Visionen für Stuttgart

Wer Visionen hat, sollte zum Arzt gehen, hat ein Altbundeskanzler mal gesagt. Abermal ehrlich: lieber einige Visionen als gar keine Vorstellung von der Zukunft. Beispiele gefällig?

Hauptbahnhof

Da wäre zunächst uns aller Lieblingsthema Stuttgart 21. Es schien 1994 eine kongeniale Idee, endlich den gordischen Bahnknoten Stuttgart zu lösen: Hauptbahnhof unter die Erde, die Anschlüsse ans Schnellbahnnetz über kilometerlange Tunnels sicherstellen, den Gleisteppich im Talkessel für den Bau neuer Quartiere und die Erweiterung des Parks nutzen. Schöne neue Welt? In allen politischen Gremien hat es für das über die Jahre immer teurer gewordene Projekt (aktuell 4,1 Milliarden Euro) stets satte Mehrheiten gegeben. Nur leider hat ein nicht unerheblicher Teil des Volkes den Sinn der Maßnahme nie verstanden. Allzu groß ist die Sorge vor einer Operation am offenen Herzen der Stadt. Aber Politiker und Manager ficht das nicht an: Im Februar sollen die Bagger anrücken.

Killesberg

Ganze Arbeit geleistet haben die Maschinen droben auf dem Killesberg. Dort ist die alte Messe dem Erdboden gleichgemacht worden, was wehmütige Gefühle geweckt hat.

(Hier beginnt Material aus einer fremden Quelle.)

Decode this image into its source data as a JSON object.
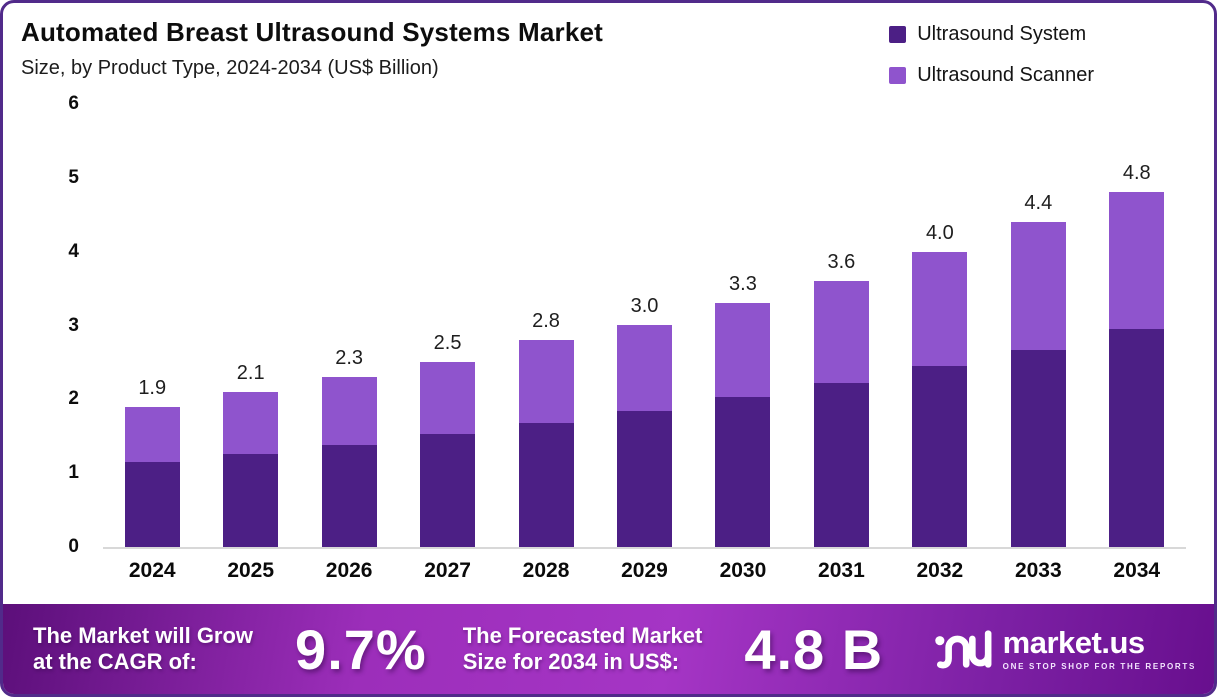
{
  "header": {
    "title": "Automated Breast Ultrasound Systems Market",
    "subtitle": "Size, by Product Type, 2024-2034 (US$ Billion)"
  },
  "legend": [
    {
      "label": "Ultrasound System",
      "color": "#4C1F85"
    },
    {
      "label": "Ultrasound Scanner",
      "color": "#8F54CD"
    }
  ],
  "chart_data": {
    "type": "bar",
    "stacked": true,
    "title": "Automated Breast Ultrasound Systems Market",
    "subtitle": "Size, by Product Type, 2024-2034 (US$ Billion)",
    "unit": "US$ Billion",
    "categories": [
      "2024",
      "2025",
      "2026",
      "2027",
      "2028",
      "2029",
      "2030",
      "2031",
      "2032",
      "2033",
      "2034"
    ],
    "series": [
      {
        "name": "Ultrasound System",
        "color": "#4C1F85",
        "values": [
          1.15,
          1.26,
          1.38,
          1.53,
          1.68,
          1.84,
          2.03,
          2.22,
          2.45,
          2.67,
          2.95
        ]
      },
      {
        "name": "Ultrasound Scanner",
        "color": "#8F54CD",
        "values": [
          0.75,
          0.84,
          0.92,
          0.97,
          1.12,
          1.16,
          1.27,
          1.38,
          1.55,
          1.73,
          1.85
        ]
      }
    ],
    "totals": [
      1.9,
      2.1,
      2.3,
      2.5,
      2.8,
      3.0,
      3.3,
      3.6,
      4.0,
      4.4,
      4.8
    ],
    "total_labels": [
      "1.9",
      "2.1",
      "2.3",
      "2.5",
      "2.8",
      "3.0",
      "3.3",
      "3.6",
      "4.0",
      "4.4",
      "4.8"
    ],
    "ylim": [
      0,
      6
    ],
    "ytick_labels": [
      "0",
      "1",
      "2",
      "3",
      "4",
      "5",
      "6"
    ],
    "grid": false,
    "legend_position": "top-right"
  },
  "footer": {
    "cagr_text_line1": "The Market will Grow",
    "cagr_text_line2": "at the CAGR of:",
    "cagr_value": "9.7%",
    "forecast_text_line1": "The Forecasted Market",
    "forecast_text_line2": "Size for 2034 in US$:",
    "forecast_value": "4.8 B",
    "brand": {
      "name": "market.us",
      "tagline": "ONE STOP SHOP FOR THE REPORTS"
    }
  },
  "colors": {
    "page_border": "#512a8a",
    "bar_dark": "#4C1F85",
    "bar_light": "#8F54CD",
    "axis_line": "#d8d8d8",
    "footer_gradient_start": "#5c0f7a",
    "footer_gradient_mid": "#a535c5",
    "footer_gradient_end": "#680f8e"
  }
}
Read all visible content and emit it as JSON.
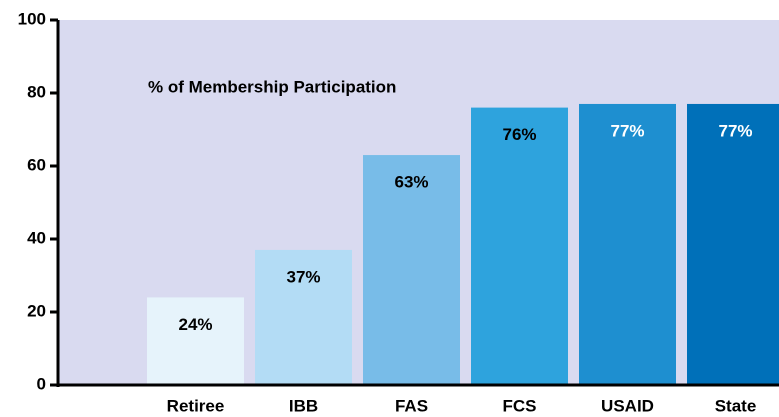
{
  "chart_data": {
    "type": "bar",
    "annotation": "% of Membership Participation",
    "categories": [
      "Retiree",
      "IBB",
      "FAS",
      "FCS",
      "USAID",
      "State"
    ],
    "values": [
      24,
      37,
      63,
      76,
      77,
      77
    ],
    "value_labels": [
      "24%",
      "37%",
      "63%",
      "76%",
      "77%",
      "77%"
    ],
    "colors": [
      "#e6f3fb",
      "#b3dcf5",
      "#78bce8",
      "#2ea3dd",
      "#1e8fd0",
      "#0070b9"
    ],
    "label_colors": [
      "#000000",
      "#000000",
      "#000000",
      "#000000",
      "#ffffff",
      "#ffffff"
    ],
    "background": "#d9daf0",
    "ylim": [
      0,
      100
    ],
    "yticks": [
      0,
      20,
      40,
      60,
      80,
      100
    ],
    "grid": false
  }
}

Denn der Killesberg war nie nur Ausstellungswelt, sondern immer auch ein Erlebnisort, vor allem in den 1950er und 60er Jahren. Legendär etwa der Auftritt von Archie Moore, „the ageless warrior“, der noch mit 49 Jahren Box-Weltmeister war. Oder auch 1970 das Gastspiel der damals skandalumwobenen Rolling Stones. Solche Erinnerungen sind nötig, weil es mit der Neubebauung hapert. Unter anderem soll dort ein Modezentrum entstehen, dessen Konzept wir momentan jedoch nicht mehr erinnern, weil es sich schon so oft geändert hat.

Ministeriumsneubauten

Zurück in die City. Dort will das Land seine Ministerien besser bündeln. Ein zentraler Baustein: die Arrondierung des Viertels zwischen Karlsplatz und Marktplatz, wo zurzeit das Innenministerium residiert. „Da Vinci“ heißt der Code, den die Projektpartner – Land und Firma Breuninger – ausbaldowert haben. „Da Vinci“ steht für eine moderne Einkaufswelt, Büros und ein Nobelhotel und ist auch (noch) eine Vision. Zum Arzt muss deshalb aber niemand.

Dieser Text stammt aus der Silvesterbeilage der Stuttgarter Zeitung im Jahr 2009.